Opinion articles provide independent perspectives on key community issues, separate from our newsroom reporting.

Opinion

Hospitals must stop passing financial risk onto North Carolinians who can least afford it

Some North Carolina hospitals that receive tax breaks to provide charity care are billing poor patients at three times the national average, an analysis released Jan. 26, 2022, by the North Carolina State Health Plan shows.
Some North Carolina hospitals that receive tax breaks to provide charity care are billing poor patients at three times the national average, an analysis released Jan. 26, 2022, by the North Carolina State Health Plan shows. Stock Image/Getty

Welcome to NC Voices, where leaders, readers and experts from across North Carolina can speak on issues affecting our communities. Send submissions of 300 words or fewer to opinion@charlotteobserver.com.

Hospitals can’t have it both ways

The writer is an associate professor, UNC Greensboro Department of Social Work.

Regarding “NC nonprofit hospitals are supposed to provide charity care, but bill poor patients,” (Jan. 27):

This article did not surprise me. Why? Because hospitals lack strong enough incentives to provide financial assistance.

They see their bad debt as a “community benefit.” This is an actual quote from a N.C. nonprofit hospital’s IRS Form 990: “...we believe that the cost of bad debts should be considered a community benefit.” What hospitals are saying here is that they provided care and did not get paid and that the community benefited because a lot of this debt was for low-income patients, which is why the hospitals should get tax breaks as nonprofits.

Yet there is no “community benefit” when people who should have received financial assistance instead have their credit ruined and are harassed by collection agencies. Harming low-income people’s credit makes their lives harder — harder to get a car loan, rent an apartment, or get a job.

A 2019 study in the American Public Health Journal reported that two-thirds of those filing for bankruptcy said medical debt was part of the reason. Other research shows that when people have medical debt, they avoid getting healthcare because they don’t want to add to their debt. Whether hospitals forgive the bills through financial assistance or report it as bad debt, they are not getting paid. But one method helps, and the other hurts patients.

The problem is that hospitals don’t really have an incentive to make financial assistance programs work when they can report bad debt as “community benefit” to maintain tax-exempt status. In fact, why spend money on running financial assistance programs? Just pass it off as bad debt, ruin people’s credit, and claim victory in the form of tax benefits. Plus, you might recover some of this debt through collections.

I applaud N.C. Treasurer Dale Folwell and members of the General Assembly for holding hospitals accountable for their billing practices. North Carolinians need to hear more about the performance of hospitals’ financial assistance programs — how well they are advertised and how easy they are to use. We need to hear more about whether hospitals are using presumptive eligibility to meet Affordable Care Act requirements under Internal Revenue Code Section 501r4. And we need to hear more about hospitals’ efforts to forgive medical debt for low-income patients.

Hospitals will cry foul and state how bad debt is hurting their bottom lines. But if hospitals are suffering financially, there are better ways such as uncompensated care funds to deal with this than passing financial risk onto North Carolinians who can least afford it.

Mathieu Despard, Chapel Hill

Another way to fend off superbugs

The writer is family nurse practitioner.

Regarding “Duke doctor: Superbugs are the next pandemic. What the US must do to combat them,” (Jan. 20 Opinion):

Before we start having people die from untreatable infections from simple cuts and scrapes, an alternative approach to combating superbugs would be to practice better antibiotic stewardship.

Numerous studies have shown that up to 30-50% of all antibiotics are being repeatedly and inappropriately prescribed for viral illnesses and other non-bacterial causes.

Healthcare providers can stop writing unnecessary antibiotics “just-in-case,” especially when there is no evidence of a bacterial infection or to simply please the patient.

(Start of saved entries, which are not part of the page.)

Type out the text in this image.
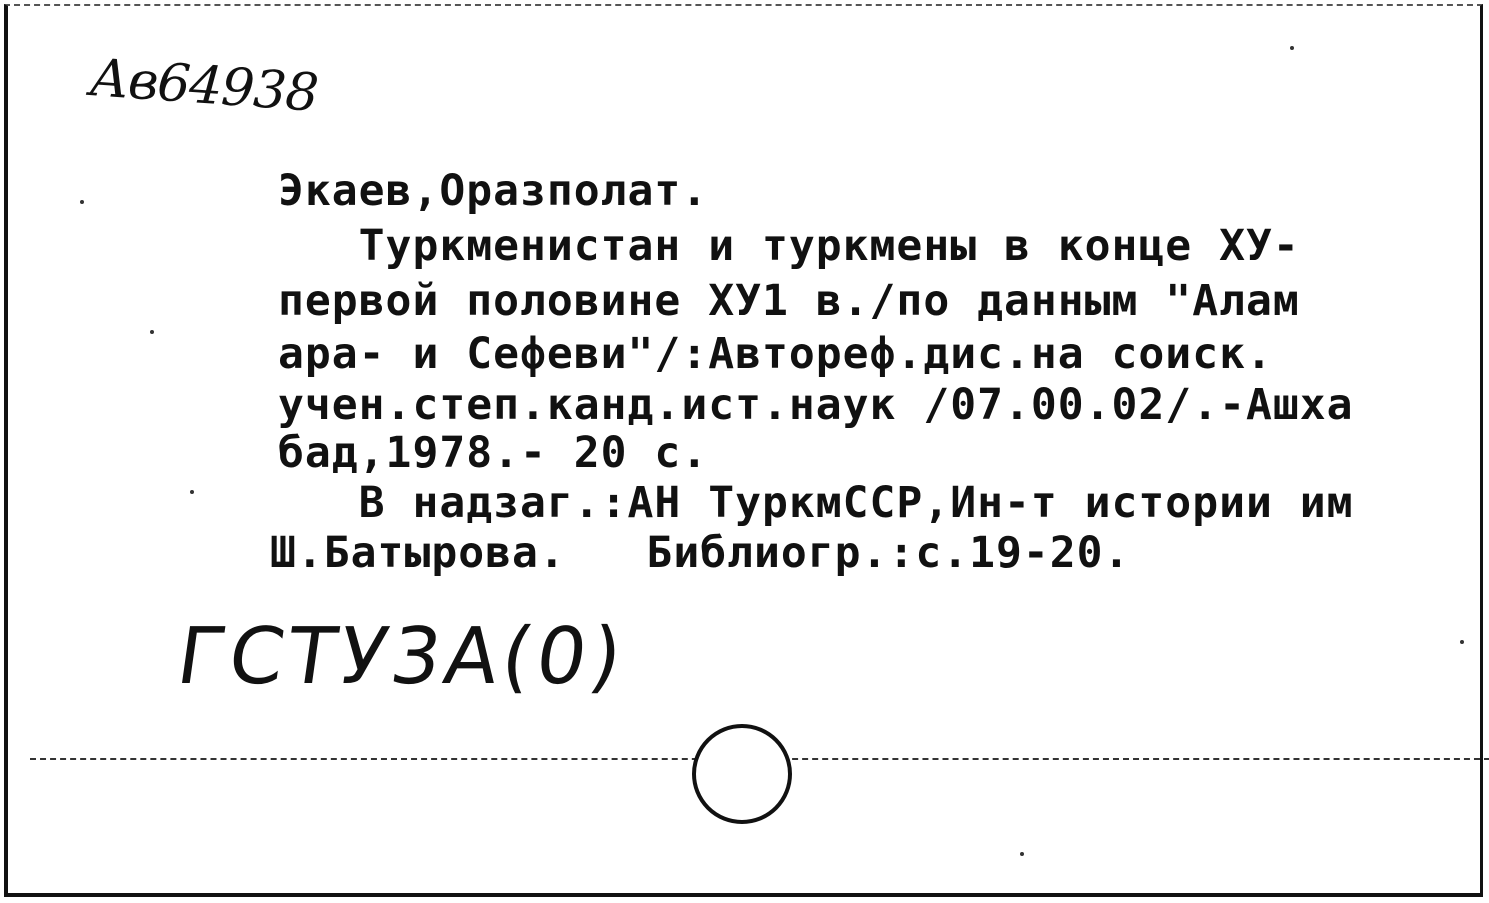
Ав64938
Экаев,Оразполат.
Туркменистан и туркмены в конце ХУ-
первой половине ХУ1 в./по данным "Алам
ара- и Сефеви"/:Автореф.дис.на соиск.
учен.степ.канд.ист.наук /07.00.02/.-Ашха
бад,1978.- 20 с.
В надзаг.:АН ТуркмССР,Ин-т истории им
Ш.Батырова.   Библиогр.:с.19-20.
ГСТУ3А(0)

Patients and family members can stop demanding antibiotics every time they get a cold or cough, sore throat, are “going out of town on vacation,” and by taking all of the antibiotics when they are actually prescribed instead of saving them “for a rainy day.”

We are quickly approaching a tipping point to a “pre-antibiotic era,” where today’s antibiotics will no longer be effective and people will either get better or not on their own. In 2011, the World Health Organization reported that if we continue down this road bacterial infections will “no longer a cure and, once again, will kill unabated.” The choice is ours and we will have no one to blame for this except ourselves.